Gli scenari climatici globali mostrano come sia necessaria un’immediata e drastica riduzione delle emissioni globali di gas serra, fino ad azzerarle al 2050 per traguardare un mondo dove l’aumento delle temperature sia contenuto al di sotto dei 2°C. In aggiunta a questa rapida e forte riduzione delle emissioni, gli stessi scenari indicano che l’assorbimento di CO2 dall’atmosfera tramite dei processi come l’attività fotosintetica svolta dalle piante sono essenziali per raggiungere questi obiettivi di stabilizzazione della temperatura.

Dato che la superficie terrestre è limitata e destinata anche ad altre attività come la produzione di cibo, altri processi di rimozione di CO2 dall’atmosfera sono da investigare, inclusi quelli che coinvolgono gli oceani. Tra questi processi oceanici di rimozione di CO2 c’è l’aumento di alcalinità tramite la dissoluzione nell’acqua di mare, in condizioni controllate, di materiali basici quali la calce. Questo processo avrebbe come ulteriore beneficio sulla scala locale il contrasto all’acidificazione dell’oceano.

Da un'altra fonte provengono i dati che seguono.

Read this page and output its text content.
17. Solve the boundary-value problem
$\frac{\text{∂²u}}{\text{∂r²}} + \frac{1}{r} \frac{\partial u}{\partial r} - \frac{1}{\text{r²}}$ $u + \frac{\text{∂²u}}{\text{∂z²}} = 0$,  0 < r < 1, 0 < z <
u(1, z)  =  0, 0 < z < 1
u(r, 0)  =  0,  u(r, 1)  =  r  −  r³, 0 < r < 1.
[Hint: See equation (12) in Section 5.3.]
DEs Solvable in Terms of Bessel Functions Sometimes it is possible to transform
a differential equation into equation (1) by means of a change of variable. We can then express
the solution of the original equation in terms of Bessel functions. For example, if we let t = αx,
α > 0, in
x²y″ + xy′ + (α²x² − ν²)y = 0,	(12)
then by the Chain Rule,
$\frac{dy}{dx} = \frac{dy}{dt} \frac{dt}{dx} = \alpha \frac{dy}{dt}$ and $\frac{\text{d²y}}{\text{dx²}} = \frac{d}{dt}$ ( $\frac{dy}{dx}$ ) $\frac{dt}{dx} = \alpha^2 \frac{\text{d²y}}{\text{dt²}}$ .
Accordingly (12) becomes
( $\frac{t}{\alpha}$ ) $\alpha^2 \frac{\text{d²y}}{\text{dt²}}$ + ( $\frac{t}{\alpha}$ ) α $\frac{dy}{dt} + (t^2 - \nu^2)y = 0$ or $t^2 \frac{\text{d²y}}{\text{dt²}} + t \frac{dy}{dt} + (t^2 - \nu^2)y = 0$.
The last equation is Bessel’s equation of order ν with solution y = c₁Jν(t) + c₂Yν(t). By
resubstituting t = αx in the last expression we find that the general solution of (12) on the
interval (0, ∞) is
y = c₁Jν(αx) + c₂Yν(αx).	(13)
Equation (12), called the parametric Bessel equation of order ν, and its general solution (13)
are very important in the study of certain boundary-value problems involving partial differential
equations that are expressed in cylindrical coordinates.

La rimozione di CO2 atmosferica tramite la dissoluzione di materiali alcalini in acqua di mare accadrebbe naturalmente, ma sulla scala di centinaia di migliaia di anni e ristabilirebbe un nuovo equilibrio del ciclo di carbonio tra atmosfera, oceano e terre emerse, ora pesantemente sbilanciato dalle emissioni antropogeniche. Il processo naturale in questione è il dilavamento delle rocce ad opera delle acque meteoriche ricche di CO2 disciolta dall’atmosfera, che quindi viene convogliata verso gli oceani e lì immagazzinata nella forma stabile di ioni bicarbonato.

Nell’ambito del progetto di ricerca Desarc-Maresanus, il gruppo di ricerca AWARE al Politecnico di Milano sta studiando da anni vari aspetti del processo di aumento dell’alcalinità dell’oceano, con particolare riferimento all’analisi dei potenziali impatti ambientali tramite la metodologia LCA. In questo modo la calce, se prodotta ad emissioni zero, passerebbe dall’essere una delle cause degli impatti che subisce l’oceano ad un elemento che può contribuire alla mitigazione del problema.